Nah, this is full story 99.9% of the time. I worked for government and this happened all the time - nobody ever got fired for choosing 500x more expensive IMB general solution versus something that you customized for the stakeholders and has 0 issues and million users and 0 incidents. I had personaly many such products being on the side of the government once, and on the side of the private vendor after that.

One example - I created Help Desk system for the public finances of entire country using Redmine and other FOSS tools. The cost was 0, the time to implement it was single year of not so focused work and it served hundreeds of thousands of people. Then IBM took over with its service desk, implmenting it for years and costing infinity. They could get into tender, I could not since I and my team are small company. The funny thing is that stakeholder subteam abandoned it and returned to my solution (with 0 maintenance since I left the company).

This is typical. You need to know how government works to understand it. I understand it, but do not approve it. I am also not frustrated about it, its just how this world works currently, in majority of the countries as far as I know.

The same experience in public healthcare.

I see the project paid for few willas of ppl involved at the top and was discontinued due to missed deadlines and missing functionality.

Noone was fired, sued or even scolded for wasting millions of taxpayer money.

All you can do is laugh. This world is a joke.

> Nah, this is full story 99.9% of the time. I worked for government and this happened all the time

Same experience, also in the private sector.

> This is typical. You need to know how government works to understand it. I understand it, but do not approve it. I am also not frustrated about it, its just how this world works currently, in majority of the countries as far as I know.

Yep, I mean the issues with unnecessary jobs and inflated projects and budgets is not exactly news, I think it's just part of society's struggle to adapt to a post scarcity economy, while not shortening the amount of working hours. It's not really surprising that it also affects software.

No this is really how stupidly it works. Government software consulting is insane.

The licensing/certification stuff basically creates monopolies.

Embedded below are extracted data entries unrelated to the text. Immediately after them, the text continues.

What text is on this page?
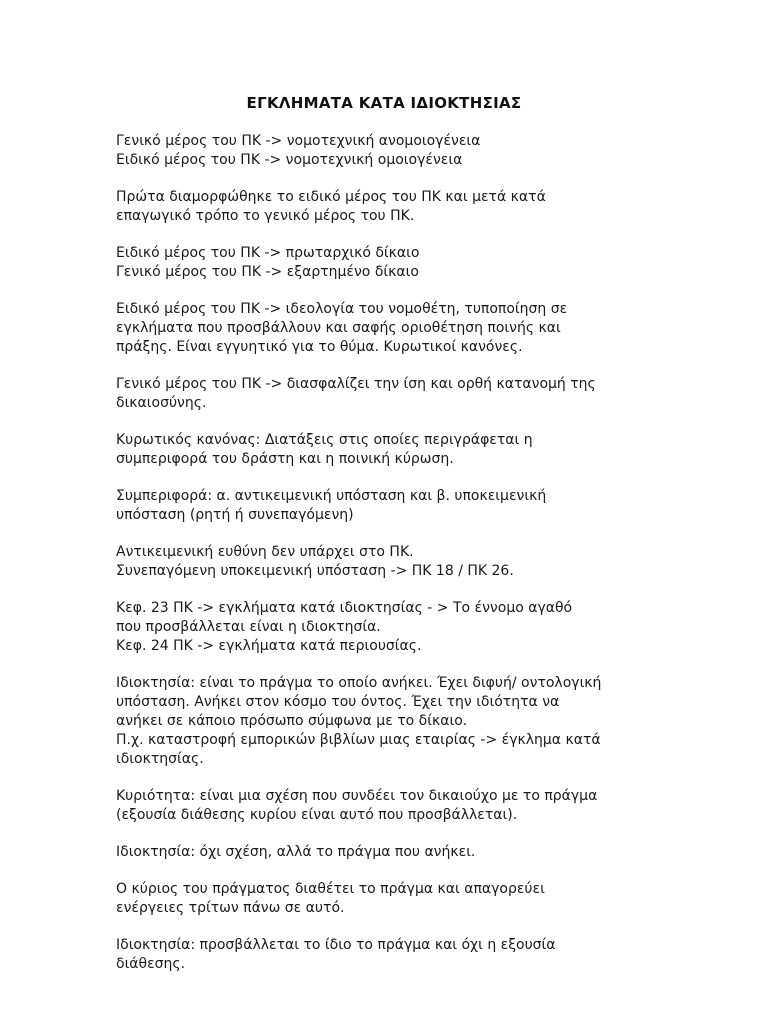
ΕΓΚΛΗΜΑΤΑ ΚΑΤΑ ΙΔΙΟΚΤΗΣΙΑΣ
Γενικό μέρος του ΠΚ -> νομοτεχνική ανομοιογένεια
Ειδικό μέρος του ΠΚ -> νομοτεχνική ομοιογένεια
Πρώτα διαμορφώθηκε το ειδικό μέρος του ΠΚ και μετά κατά
επαγωγικό τρόπο το γενικό μέρος του ΠΚ.
Ειδικό μέρος του ΠΚ -> πρωταρχικό δίκαιο
Γενικό μέρος του ΠΚ -> εξαρτημένο δίκαιο
Ειδικό μέρος του ΠΚ -> ιδεολογία του νομοθέτη, τυποποίηση σε
εγκλήματα που προσβάλλουν και σαφής οριοθέτηση ποινής και
πράξης. Είναι εγγυητικό για το θύμα. Κυρωτικοί κανόνες.
Γενικό μέρος του ΠΚ -> διασφαλίζει την ίση και ορθή κατανομή της
δικαιοσύνης.
Κυρωτικός κανόνας: Διατάξεις στις οποίες περιγράφεται η
συμπεριφορά του δράστη και η ποινική κύρωση.
Συμπεριφορά: α. αντικειμενική υπόσταση και β. υποκειμενική
υπόσταση (ρητή ή συνεπαγόμενη)
Αντικειμενική ευθύνη δεν υπάρχει στο ΠΚ.
Συνεπαγόμενη υποκειμενική υπόσταση -> ΠΚ 18 / ΠΚ 26.
Κεφ. 23 ΠΚ -> εγκλήματα κατά ιδιοκτησίας - > Το έννομο αγαθό
που προσβάλλεται είναι η ιδιοκτησία.
Κεφ. 24 ΠΚ -> εγκλήματα κατά περιουσίας.
Ιδιοκτησία: είναι το πράγμα το οποίο ανήκει. Έχει διφυή/ οντολογική
υπόσταση. Ανήκει στον κόσμο του όντος. Έχει την ιδιότητα να
ανήκει σε κάποιο πρόσωπο σύμφωνα με το δίκαιο.
Π.χ. καταστροφή εμπορικών βιβλίων μιας εταιρίας -> έγκλημα κατά
ιδιοκτησίας.
Κυριότητα: είναι μια σχέση που συνδέει τον δικαιούχο με το πράγμα
(εξουσία διάθεσης κυρίου είναι αυτό που προσβάλλεται).
Ιδιοκτησία: όχι σχέση, αλλά το πράγμα που ανήκει.
Ο κύριος του πράγματος διαθέτει το πράγμα και απαγορεύει
ενέργειες τρίτων πάνω σε αυτό.
Ιδιοκτησία: προσβάλλεται το ίδιο το πράγμα και όχι η εξουσία
διάθεσης.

My spouse worked at a digital agency a decade ago, that it turned out was basically a near-monopoly provider of certain types of software for the local government.

The thing was, none of the work was actually done by them. It was all subbed out to 3rd party dev shops who couldn't qualify themselves for the required licensing. Further, they subbed out all the dev offshore.

So the government was both overpaying for offshore devs, and thinking they were spending money locally because the intermediary happened to be local.

They could have gotten the same work for 40-50% cheaper just skipping the front company, or spent the same and hired actual local devs they thought they were.

You're either preaching to people who agree with your perspective or talking to a well-tread HN persona where all management is incompetent nincompoops and the world would be a better place if only devs had unilateral powers in all areas, including those where they have no experience or even visibility. You are being quite charitable to place the majority in the former category. See follow-on comments (both current and soon-to-come) for supporting evidence.